Il giorno dopo era ancora lì. «Tu la senti?» ho chiesto al mio fidanzato, che come me aveva sottovalutato la cosa. Francesco annuisce con una certa solennità – è raro per lui sentire gli odori, di solito usa me come cane da tartufo – e porta via il sacco della plastica, convinto ci sia rimasto dentro qualche incarto di formaggio radioattivo.

Al terzo giorno iniziamo a preoccuparci. La puzza non se ne va, ma cominciano a scarseggiare le ipotesi sulla sua provenienza. Identifichiamo un’area abbastanza precisa in cui si sente più forte, ma non c’è niente di visibile che possa produrre questo odore pestilenziale. Laviamo il pavimento e le piastrelle del muro, puliamo dentro al frigo, sopra al frigo, dietro al frigo. Passiamo con l’alcool, la candeggina, lo sgrassatore. La puzza rimane, non si affievolisce neanche. «È il cuore rivelatore» dice Francesco sotto i fumi degli agenti chimici, mentre un corvo gli compare sulla spalla. Io mi convinco che forse, dopotutto, dovremo cambiare casa.
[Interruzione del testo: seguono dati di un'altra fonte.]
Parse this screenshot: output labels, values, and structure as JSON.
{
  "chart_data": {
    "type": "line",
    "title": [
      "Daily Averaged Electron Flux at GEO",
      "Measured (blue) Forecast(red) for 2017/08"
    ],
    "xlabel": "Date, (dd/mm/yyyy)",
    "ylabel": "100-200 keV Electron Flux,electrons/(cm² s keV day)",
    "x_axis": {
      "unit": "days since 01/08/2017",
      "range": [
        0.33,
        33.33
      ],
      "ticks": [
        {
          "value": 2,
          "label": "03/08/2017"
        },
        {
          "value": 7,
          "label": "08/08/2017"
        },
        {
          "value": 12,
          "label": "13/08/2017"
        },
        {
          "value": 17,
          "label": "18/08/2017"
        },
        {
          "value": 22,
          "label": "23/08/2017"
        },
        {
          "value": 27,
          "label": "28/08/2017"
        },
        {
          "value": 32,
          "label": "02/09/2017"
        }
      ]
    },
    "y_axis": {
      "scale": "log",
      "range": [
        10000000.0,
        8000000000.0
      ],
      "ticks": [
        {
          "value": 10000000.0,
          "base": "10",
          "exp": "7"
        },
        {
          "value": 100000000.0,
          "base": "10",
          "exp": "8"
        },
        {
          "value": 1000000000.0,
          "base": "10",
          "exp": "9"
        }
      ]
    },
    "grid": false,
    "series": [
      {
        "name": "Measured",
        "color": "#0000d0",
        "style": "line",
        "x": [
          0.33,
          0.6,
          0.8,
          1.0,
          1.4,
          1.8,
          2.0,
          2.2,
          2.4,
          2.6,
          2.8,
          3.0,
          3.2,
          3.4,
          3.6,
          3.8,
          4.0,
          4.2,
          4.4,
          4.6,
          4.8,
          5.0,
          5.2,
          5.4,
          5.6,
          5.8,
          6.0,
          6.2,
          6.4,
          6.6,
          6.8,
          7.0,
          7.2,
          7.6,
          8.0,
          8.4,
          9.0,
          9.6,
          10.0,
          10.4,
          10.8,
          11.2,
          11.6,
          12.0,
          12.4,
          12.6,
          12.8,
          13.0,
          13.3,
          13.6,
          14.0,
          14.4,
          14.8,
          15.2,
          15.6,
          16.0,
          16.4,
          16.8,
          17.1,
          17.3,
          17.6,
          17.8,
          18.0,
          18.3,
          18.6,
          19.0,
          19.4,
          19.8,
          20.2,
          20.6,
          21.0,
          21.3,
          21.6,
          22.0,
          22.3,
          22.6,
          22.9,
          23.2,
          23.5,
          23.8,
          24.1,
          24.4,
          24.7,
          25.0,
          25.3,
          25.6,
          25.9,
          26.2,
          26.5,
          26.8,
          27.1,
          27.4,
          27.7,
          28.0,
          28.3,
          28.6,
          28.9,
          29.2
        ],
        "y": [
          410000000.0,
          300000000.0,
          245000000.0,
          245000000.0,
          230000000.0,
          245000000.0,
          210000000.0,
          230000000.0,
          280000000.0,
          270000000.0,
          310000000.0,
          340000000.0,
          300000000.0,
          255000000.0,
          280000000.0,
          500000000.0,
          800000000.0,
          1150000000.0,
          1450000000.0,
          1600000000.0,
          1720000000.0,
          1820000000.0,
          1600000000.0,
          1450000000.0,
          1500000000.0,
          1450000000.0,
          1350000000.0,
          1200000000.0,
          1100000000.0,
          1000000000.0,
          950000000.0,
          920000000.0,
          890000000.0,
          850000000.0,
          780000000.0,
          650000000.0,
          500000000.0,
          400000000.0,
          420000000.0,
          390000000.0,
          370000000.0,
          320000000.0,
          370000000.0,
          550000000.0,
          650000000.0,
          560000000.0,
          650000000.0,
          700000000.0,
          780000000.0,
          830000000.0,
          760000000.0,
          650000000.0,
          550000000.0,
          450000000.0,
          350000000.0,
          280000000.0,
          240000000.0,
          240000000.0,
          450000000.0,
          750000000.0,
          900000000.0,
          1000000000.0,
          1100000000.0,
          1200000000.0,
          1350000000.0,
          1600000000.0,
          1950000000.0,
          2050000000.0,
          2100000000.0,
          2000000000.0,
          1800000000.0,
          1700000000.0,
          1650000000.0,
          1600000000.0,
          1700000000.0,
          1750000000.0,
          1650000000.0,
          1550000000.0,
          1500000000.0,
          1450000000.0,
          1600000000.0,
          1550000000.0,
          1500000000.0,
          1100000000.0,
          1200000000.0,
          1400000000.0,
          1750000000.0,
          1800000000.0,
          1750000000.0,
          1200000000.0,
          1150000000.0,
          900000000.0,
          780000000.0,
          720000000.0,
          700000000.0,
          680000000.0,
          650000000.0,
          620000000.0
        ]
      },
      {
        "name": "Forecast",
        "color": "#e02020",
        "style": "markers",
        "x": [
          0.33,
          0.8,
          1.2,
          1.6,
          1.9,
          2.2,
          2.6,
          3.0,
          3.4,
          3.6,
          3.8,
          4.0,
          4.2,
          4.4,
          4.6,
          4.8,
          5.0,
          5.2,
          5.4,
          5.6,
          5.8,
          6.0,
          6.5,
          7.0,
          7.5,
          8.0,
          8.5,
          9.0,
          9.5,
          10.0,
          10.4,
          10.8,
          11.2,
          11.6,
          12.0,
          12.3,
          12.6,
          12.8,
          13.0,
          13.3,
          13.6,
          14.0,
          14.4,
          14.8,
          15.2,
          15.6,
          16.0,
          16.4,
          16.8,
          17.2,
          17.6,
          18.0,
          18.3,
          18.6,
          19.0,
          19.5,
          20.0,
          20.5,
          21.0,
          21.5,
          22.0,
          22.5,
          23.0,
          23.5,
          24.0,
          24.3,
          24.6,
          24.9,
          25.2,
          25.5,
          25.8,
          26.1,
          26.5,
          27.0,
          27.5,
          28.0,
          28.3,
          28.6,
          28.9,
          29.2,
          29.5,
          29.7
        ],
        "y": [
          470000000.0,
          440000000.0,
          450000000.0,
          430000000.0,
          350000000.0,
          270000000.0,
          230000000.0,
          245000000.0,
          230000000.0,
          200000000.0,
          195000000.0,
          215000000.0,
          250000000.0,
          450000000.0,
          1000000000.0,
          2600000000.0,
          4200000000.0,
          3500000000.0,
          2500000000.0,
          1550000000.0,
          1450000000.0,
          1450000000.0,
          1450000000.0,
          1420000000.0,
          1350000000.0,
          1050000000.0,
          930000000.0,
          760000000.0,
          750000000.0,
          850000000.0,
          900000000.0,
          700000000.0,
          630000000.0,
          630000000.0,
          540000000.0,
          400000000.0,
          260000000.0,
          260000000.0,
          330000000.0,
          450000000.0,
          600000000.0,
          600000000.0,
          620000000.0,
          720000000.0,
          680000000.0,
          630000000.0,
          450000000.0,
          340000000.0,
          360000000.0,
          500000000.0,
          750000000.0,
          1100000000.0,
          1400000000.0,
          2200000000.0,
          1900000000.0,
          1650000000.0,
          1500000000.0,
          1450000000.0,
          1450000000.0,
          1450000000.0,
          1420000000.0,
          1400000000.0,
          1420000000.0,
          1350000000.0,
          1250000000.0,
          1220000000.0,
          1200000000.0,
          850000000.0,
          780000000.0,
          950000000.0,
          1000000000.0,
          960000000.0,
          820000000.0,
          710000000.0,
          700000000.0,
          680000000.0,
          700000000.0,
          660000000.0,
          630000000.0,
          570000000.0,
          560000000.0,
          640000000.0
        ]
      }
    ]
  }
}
Ormai è una malattia, non pensiamo ad altro. Il fatto che stiamo per diventare genitori passa in secondo piano, e poi in terzo quando al quarto giorno di puzza faccio una doccia e ne riemergo con un orecchio completamente tappato e l’altro tappato a metà, parzialmente sorda. La spirale discendente ormai è partita e mi rendo conto di essere nel vortice quando cercando di sturare il tappo con la Cerulisina peggioro la situazione. Ora non capisco davvero più niente se non leggendo il labiale delle persone che mi parlano, un’ottima premessa per andare a partorire in ospedale, dove tutti indossano delle mascherine. Francesco mi urla qualcosa dalla cucina, ma anche se non lo vedo e al posto della sua voce percepisco solo un lontano suono ovattato, so perfettamente cosa mi sta dicendo: «Si sente ancora». E poi forse, molto attutita, giunge una bestemmia.

La paranoia

Negli stessi giorni esce un aggiornamento sulle cause del recente decesso di Gene Hackman e della moglie Betsy Arakawa, la quale sarebbe morta nella loro casa per un virus causato dall’esposizione prolungata alle feci di un certo tipo di roditore. Mescolando questa informazione al ricordo di Brittany Murphy, uccisa in casa propria da una muffa particolarmente cattiva, la nostra paranoia è ormai fuori controllo, al punto che rischiamo di ritrovarci nel paradosso: cercando di sopravvivere alla puzza di formaggio rancido, finiremo intossicati dall’Ace Gentile.

Non potevo mica perdere il senso dell’olfatto? Mi chiedo mentre compenso come un sub nel vano tentativo di stappare le orecchie, sentendomi Riz Ahmed in The Sound of Metal. Poi al quinto giorno mi sembra che la puzza si stia affievolendo (o forse ci siamo assuefatti).

A questo punto la casa è in ordine, le padelle sono allineate, la borsa per l’ospedale è pronta all’ingresso. E quindi può essere che abbia interpretato male il messaggio dell’universo? Non ci stava mettendo alla prova come credevo, ma piuttosto ci stava ricordando che è da stupidi inseguire la perfezione e che a volte, anche nei momenti più belli e importanti, c’è qualcosa che puzza. E poi, se tutto va bene, passa.